In 1896 Young was appointed brigadier-general of the Utah National Guard. He was still serving in this position when the Spanish–American War began. He was a key figure in organizing the Utah volunteers. He then was appointed a colonel in the Second Regiment, U.S. Volunteer Engineers. He eventually went to Hawaii and served in the army until May 16, 1899.

From 1906 until 1915 Young was the president of the LDS Business College. In this position he had responsibility for general supervision of the Deseret Gym.

From 1907 Young served as an alternate member of the Ensign Stake High Council.

From January 1916 until July 1917 Young served as an assistant to the president of the Logan Utah Temple. With the outbreak of World War I, Young again joined the army. During the war he was in charge of the Kansas City Engineer District.

In 1919 Young was made superintendent of the LDS Church's building activities. From 1923, this department supervised the building of meetinghouses and seminary buildings, providing the architectural plans for the buildings.

==Young University==

In 1876, LDS Church President Brigham Young executed a deed of land for the establishment of an academy (initially to be known as 'Brigham Young Academy') in Salt Lake City (as he also did for Provo [1875] and Logan [1877]); Willard Young was one of the seven trustees named to oversee its subsequent development. However, later problems with the board of trustees designated for this academy, as well as growing friction between the Church and the federal government, delayed its establishment.

No results of consequence had been obtained by August 1883, when Willard Young returned to Salt Lake City after his teaching appointments at West Point. He immediately began talking to the other trustees, and sought to obtain financial backing from the LDS Church. However, he received orders in October of 1883 to report to Portland, Oregon, and the matter was again dropped.

During his absence, the LDS Church backed the establishment of the 'Salt Lake Stake Academy', which was created in 1886. This push, instituted by President Wilford Woodruff, was an effort to increase educational opportunities in the area: in 1888, the church established and put into operation 18 academies, operated through the church's "stakes" or ecclesiastical groups. As part of this push, in June 1888 the General Church Board of Education examined the deed of trust for the Brigham Young Academy at Salt Lake City. Following the meeting, Wilford Woodruff wrote a letter to Willard Young asking his aid in using the deeded property for the Salt Lake Stake Academy. No response from Young is recorded, and the Young Academy's deed remained unchanged.

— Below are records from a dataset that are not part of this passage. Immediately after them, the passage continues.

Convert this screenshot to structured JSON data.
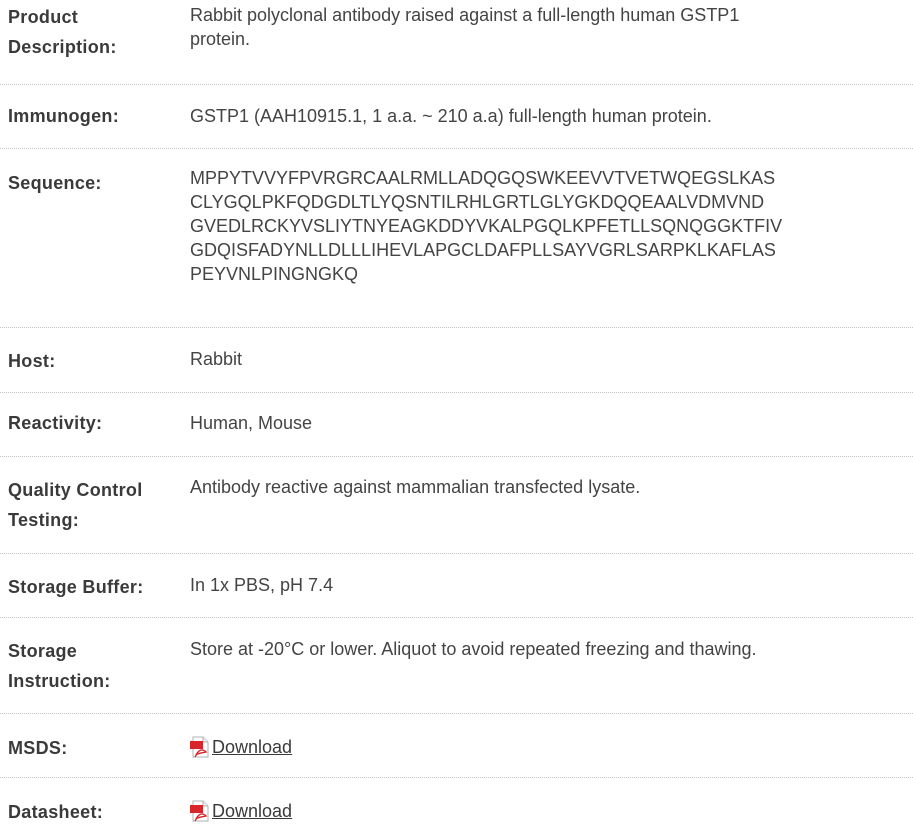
{
  "rows": [
    {
      "label_lines": [
        "Product",
        "Description:"
      ],
      "value_lines": [
        "Rabbit polyclonal antibody raised against a full-length human GSTP1",
        "protein."
      ]
    },
    {
      "label_lines": [
        "Immunogen:"
      ],
      "value_lines": [
        "GSTP1 (AAH10915.1, 1 a.a. ~ 210 a.a) full-length human protein."
      ]
    },
    {
      "label_lines": [
        "Sequence:"
      ],
      "value_lines": [
        "MPPYTVVYFPVRGRCAALRMLLADQGQSWKEEVVTVETWQEGSLKAS",
        "CLYGQLPKFQDGDLTLYQSNTILRHLGRTLGLYGKDQQEAALVDMVND",
        "GVEDLRCKYVSLIYTNYEAGKDDYVKALPGQLKPFETLLSQNQGGKTFIV",
        "GDQISFADYNLLDLLLIHEVLAPGCLDAFPLLSAYVGRLSARPKLKAFLAS",
        "PEYVNLPINGNGKQ"
      ]
    },
    {
      "label_lines": [
        "Host:"
      ],
      "value_lines": [
        "Rabbit"
      ]
    },
    {
      "label_lines": [
        "Reactivity:"
      ],
      "value_lines": [
        "Human, Mouse"
      ]
    },
    {
      "label_lines": [
        "Quality Control",
        "Testing:"
      ],
      "value_lines": [
        "Antibody reactive against mammalian transfected lysate."
      ]
    },
    {
      "label_lines": [
        "Storage Buffer:"
      ],
      "value_lines": [
        "In 1x PBS, pH 7.4"
      ]
    },
    {
      "label_lines": [
        "Storage",
        "Instruction:"
      ],
      "value_lines": [
        "Store at -20°C or lower. Aliquot to avoid repeated freezing and thawing."
      ]
    },
    {
      "label_lines": [
        "MSDS:"
      ],
      "link": "Download",
      "icon": "pdf-icon"
    },
    {
      "label_lines": [
        "Datasheet:"
      ],
      "link": "Download",
      "icon": "pdf-icon"
    }
  ]
}
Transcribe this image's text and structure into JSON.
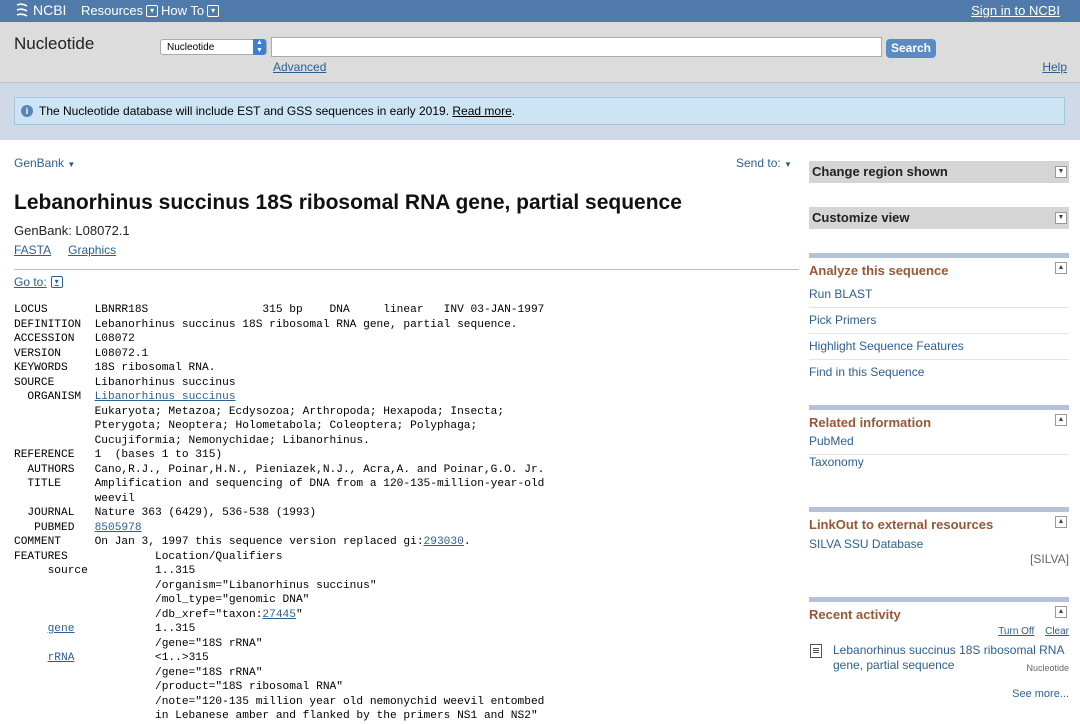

By 1 May 1890 it appears that Woodruff had decided against creating a church-based educational institution in Salt Lake City, because he and his counselors wrote to Young, asking him to resign his military commission and assume the presidency of a new, independent university, to be named Young Academy. This organization was renamed 'University of the Church of Jesus Christ of Latter-day Saints' in 1892, and was locally referred to as 'the Church University'. It apparently was intended to become 'the' Mormon institution of higher learning, and a high class university, second to none in the west.

Young was in Salt Lake City by 30 November 1890. He vigorously promoted, arranged, planned, persuaded, and by September 1893 the institution began presenting lectures at 233 West 200 North. However, the effort lasted only through that school year; in spring 1894 its final classes were presented.